Grandfield is an example of Oklahoma areas that have taken several weather punches. The community in southern Oklahoma has received only 5.5 inches of rain since Oct. 1 and has had 36 days of triple-digit temperatures since April, according to the Oklahoma Climatological Survey.
The U.S. Drought Monitor report released Thursday showed 33 percent of the state, or basically the western third of Oklahoma, is in an exceptional drought, which is the worst category. That includes Grandfield.
Overall, 56 percent of the state is in either severe, extreme or exceptional drought.
It looks like August
Tatum, who farms with his father, Arthur Tatum, 71, said they have a small herd of cattle, but this week it got even smaller as they sold a few off, with both water and feed in short supply. Some neighbors who have more cattle have been culling, or reducing, their herds for more than month, he said.
That's just one sign of the drought.
Terral Tatum said hay that should be about waist-high won't reach his boot tops. Out of 900 acres planted to cotton, only 300 acres have any that made it out of the ground. And they were only able to harvest 860 acres of the more than 1,000 acres planted to wheat, and that didn't produce much. He had friends who weren't able to harvest any.
“You look around, and it looks like the end of August,” he said. “Our yards are brown, our pastures are brown, our ponds are running out of water.
“It is a bleak picture right now. You've got to love what you're doing and figure we're at the bottom. It's got to get better; it can't get much worse. Well, I guess it could.”
Across Oklahoma
Reminders of the extreme heat and of the drought are abundant. On Thursday, Oklahoma City reached triple digits for the 11th time in June.
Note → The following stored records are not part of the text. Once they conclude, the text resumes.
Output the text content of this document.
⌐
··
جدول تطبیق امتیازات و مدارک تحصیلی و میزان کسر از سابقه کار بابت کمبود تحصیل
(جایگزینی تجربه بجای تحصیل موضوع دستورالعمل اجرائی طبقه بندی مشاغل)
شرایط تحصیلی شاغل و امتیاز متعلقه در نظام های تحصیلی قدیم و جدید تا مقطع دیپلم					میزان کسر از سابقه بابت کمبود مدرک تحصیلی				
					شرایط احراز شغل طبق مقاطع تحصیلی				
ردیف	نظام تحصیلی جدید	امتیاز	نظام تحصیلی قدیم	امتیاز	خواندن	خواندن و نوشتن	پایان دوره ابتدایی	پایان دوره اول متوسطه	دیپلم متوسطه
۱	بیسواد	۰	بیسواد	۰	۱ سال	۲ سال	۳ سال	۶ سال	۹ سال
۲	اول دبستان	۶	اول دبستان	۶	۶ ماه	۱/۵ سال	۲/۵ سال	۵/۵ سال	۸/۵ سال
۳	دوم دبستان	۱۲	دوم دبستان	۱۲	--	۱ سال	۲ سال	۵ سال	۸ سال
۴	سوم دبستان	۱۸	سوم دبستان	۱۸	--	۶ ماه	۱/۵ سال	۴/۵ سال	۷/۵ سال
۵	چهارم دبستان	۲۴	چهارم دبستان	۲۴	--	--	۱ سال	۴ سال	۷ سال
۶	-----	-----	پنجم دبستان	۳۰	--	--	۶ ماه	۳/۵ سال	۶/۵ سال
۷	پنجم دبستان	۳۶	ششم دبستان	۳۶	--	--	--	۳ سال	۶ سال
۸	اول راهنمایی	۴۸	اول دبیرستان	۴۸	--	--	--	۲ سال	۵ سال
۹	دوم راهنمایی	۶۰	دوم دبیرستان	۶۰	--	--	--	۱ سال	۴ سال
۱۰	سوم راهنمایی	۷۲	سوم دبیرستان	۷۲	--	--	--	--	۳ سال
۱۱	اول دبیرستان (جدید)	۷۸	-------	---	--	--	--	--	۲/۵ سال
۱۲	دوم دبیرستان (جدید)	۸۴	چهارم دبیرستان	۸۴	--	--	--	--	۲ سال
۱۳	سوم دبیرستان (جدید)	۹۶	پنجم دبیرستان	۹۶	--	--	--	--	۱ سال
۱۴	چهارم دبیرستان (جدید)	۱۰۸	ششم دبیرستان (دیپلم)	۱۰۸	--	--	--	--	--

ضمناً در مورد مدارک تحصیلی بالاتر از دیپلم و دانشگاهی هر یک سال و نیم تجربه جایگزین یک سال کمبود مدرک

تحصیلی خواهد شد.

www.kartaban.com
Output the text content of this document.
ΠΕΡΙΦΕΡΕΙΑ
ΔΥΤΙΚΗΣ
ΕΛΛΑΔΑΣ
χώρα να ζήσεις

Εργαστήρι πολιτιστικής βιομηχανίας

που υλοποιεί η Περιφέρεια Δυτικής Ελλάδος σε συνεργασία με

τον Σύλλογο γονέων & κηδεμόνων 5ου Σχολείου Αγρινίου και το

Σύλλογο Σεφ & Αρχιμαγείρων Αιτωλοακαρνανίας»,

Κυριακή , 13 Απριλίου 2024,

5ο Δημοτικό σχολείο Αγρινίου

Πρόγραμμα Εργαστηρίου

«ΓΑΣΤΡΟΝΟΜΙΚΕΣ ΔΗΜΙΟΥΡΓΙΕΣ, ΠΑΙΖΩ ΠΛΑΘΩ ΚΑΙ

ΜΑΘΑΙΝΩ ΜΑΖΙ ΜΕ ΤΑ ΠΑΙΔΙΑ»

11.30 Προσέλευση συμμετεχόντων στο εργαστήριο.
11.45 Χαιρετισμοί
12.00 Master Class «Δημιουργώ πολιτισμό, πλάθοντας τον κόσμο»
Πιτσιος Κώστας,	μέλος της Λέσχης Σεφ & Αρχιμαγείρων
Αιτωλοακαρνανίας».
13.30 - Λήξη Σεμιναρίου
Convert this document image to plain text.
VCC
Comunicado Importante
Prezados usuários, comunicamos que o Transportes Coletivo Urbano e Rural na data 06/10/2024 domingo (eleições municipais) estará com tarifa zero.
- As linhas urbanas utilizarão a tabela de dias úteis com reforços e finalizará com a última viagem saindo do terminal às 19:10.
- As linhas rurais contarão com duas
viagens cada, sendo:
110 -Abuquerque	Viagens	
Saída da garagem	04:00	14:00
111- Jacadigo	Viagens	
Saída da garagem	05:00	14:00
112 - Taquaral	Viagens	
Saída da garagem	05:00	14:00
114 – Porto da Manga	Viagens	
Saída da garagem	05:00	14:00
And Oklahoma City had temperatures of 90 degrees or above every day in June.
The Oklahoma Mesonet station at Boise City in the Panhandle has recorded only 2.7 inches of rain since Oct. 1. The average high temperature at the Altus Mesonet site for June was 104.7 degrees, marking the first time a Mesonet station has had an average high of 100 degrees or greater in a month other than July or August, with records dating back to 1997.
The average daily temperature statewide in June was the second-warmest on records dating back to 1895, about 7 degrees above normal for the month.
This drought was built on the back of the strong La Nina that persisted from last fall through this spring, said Gary McManus, of the Oklahoma Climatological Survey.